Family Foundation Fundraising

Family Foundations

By Tom Wilson Major Gifts Guru

Of the $306 billion contributed in America in 2007, foundations gave 13% ($39 billion). A subset of foundations are family foundations. The Chronicle of Philanthropy recently reported on a Foundation Center study of these family foundations which they define as having “measurable donor or donor-family involvement.”

This means that such large foundations as the Gates Foundation, Lilly Endowment, David and Lucile Packard Foundation, Gordon and Betty Moore Foundation, and the Annenberg Foundation are included in the following family foundation information.
  • Grant making by family foundations totaled $18.5 billion in 2007 (double the level of their giving from 10 years ago)
  • $24 billion was contributed to establish or grow family foundations in 2007
  • 37,539 family foundations exist with total assets at the end of 2007 of $294 billion
  • 11,555 family foundations have been created since 2000
  • 10,181 have assets of at least $1 million or paid out grants of $100,000 or more in a single year
  • 48% family foundations report giving less than $50,000 in 2007
  • Only 1,600 family foundations employ staff members
  • Just 617 are considered to be large foundations
  • Family foundations established before the 1940s typically have 7 trustees while those established since the 1960s median was 3 trustees
To review the full report, “Key Facts on Family Foundations" (2009 edition) go to the Foundation Center’s website by clicking here.

Please remember that all this information was valid at the end of calendar 2007, things will be much different when the data from year end 2008 comes in. And, while foundations are always an attractive fundraising target (they are meant to give money away after all), many have experienced dramatic reductions in their assets (and some devastated by the Maddoff scam). Any foundations that make multi-year commitments will be dramatically reducing grantmaking in 2009 so they can honor these pledges while still meeting their 5% distribution requirement.

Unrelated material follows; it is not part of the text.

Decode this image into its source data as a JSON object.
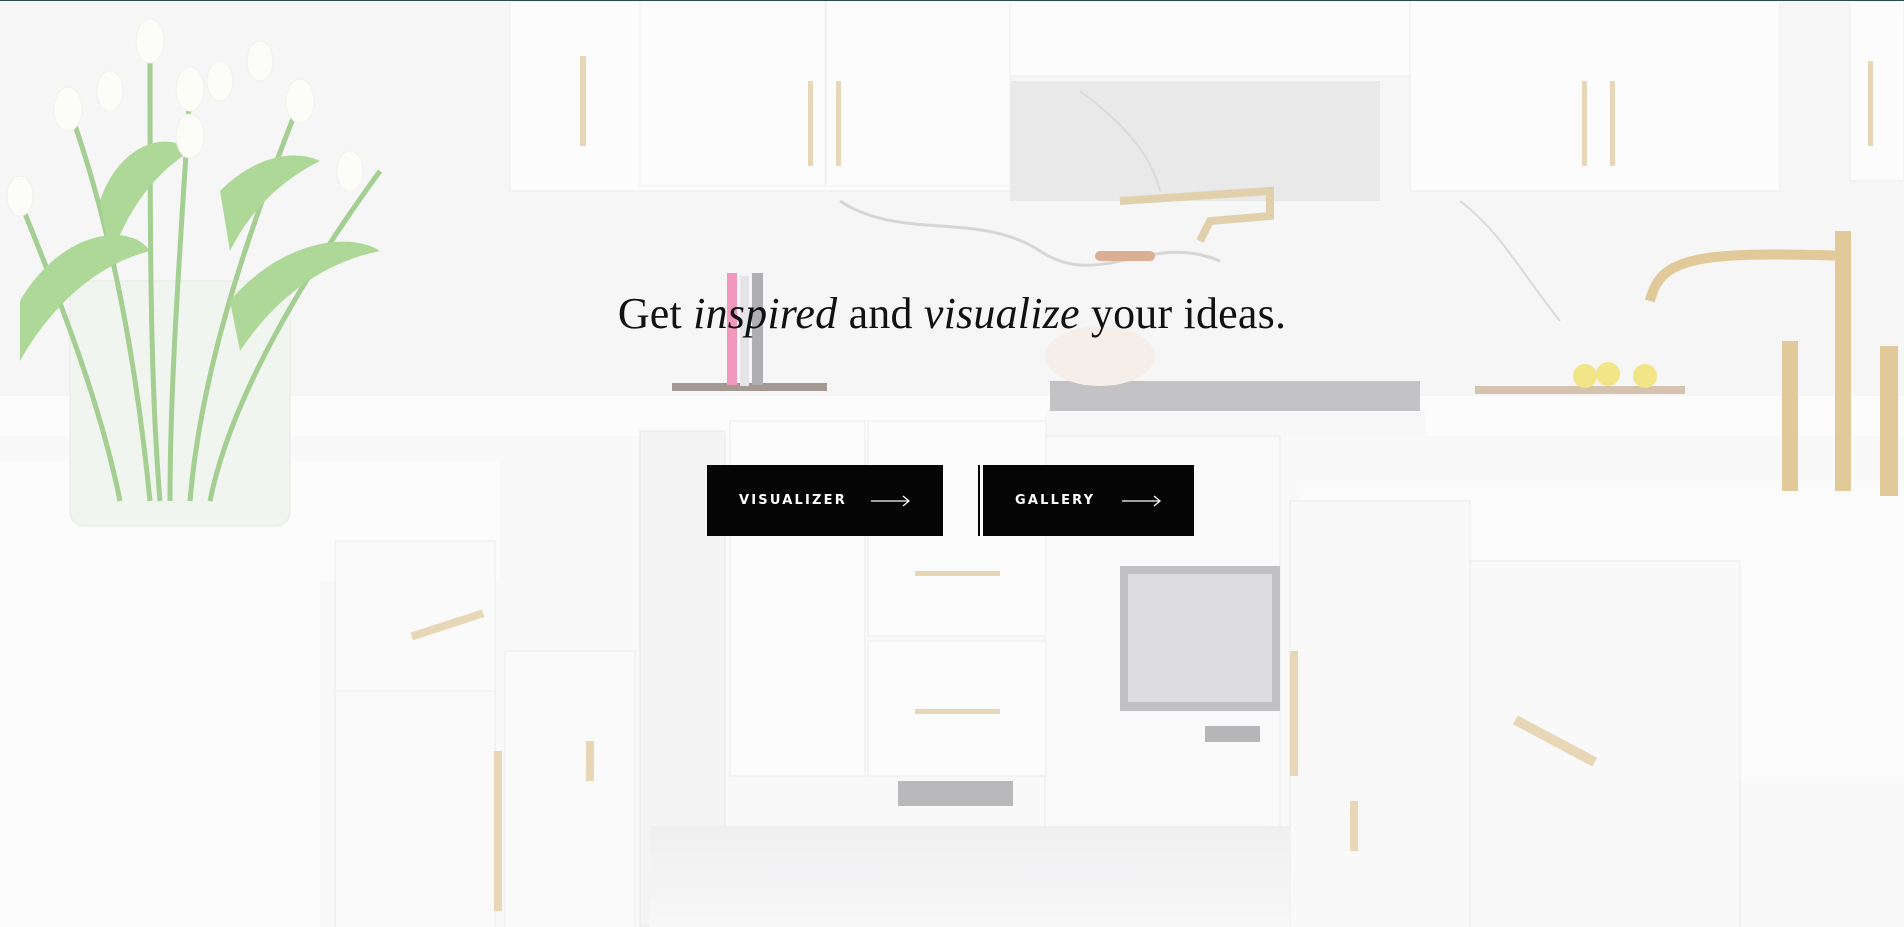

Another reminder as you instantly through out the small end of the family foundation list. Many of these small foundations are what I call “place holders.” They are set up during a donor’s lifetime to get the donor, family, family advisors used to the foundation world. Upon death or a major positive liquidity event, these small foundations can grow rapidly. I had one of my university trustees operate his foundation in this way. We had done research and found a very small corpus and a pattern of small donations with one big gift of $30,000. Yet, we knew he had wealth. He made a $1.25 million gift and was debating on whether to put money in his foundation to cover it or just do it personally. His advisors finally decided he could just write out a check from his personal accounts. The lesson here – really keep track of these small family foundations over time and their founders right now.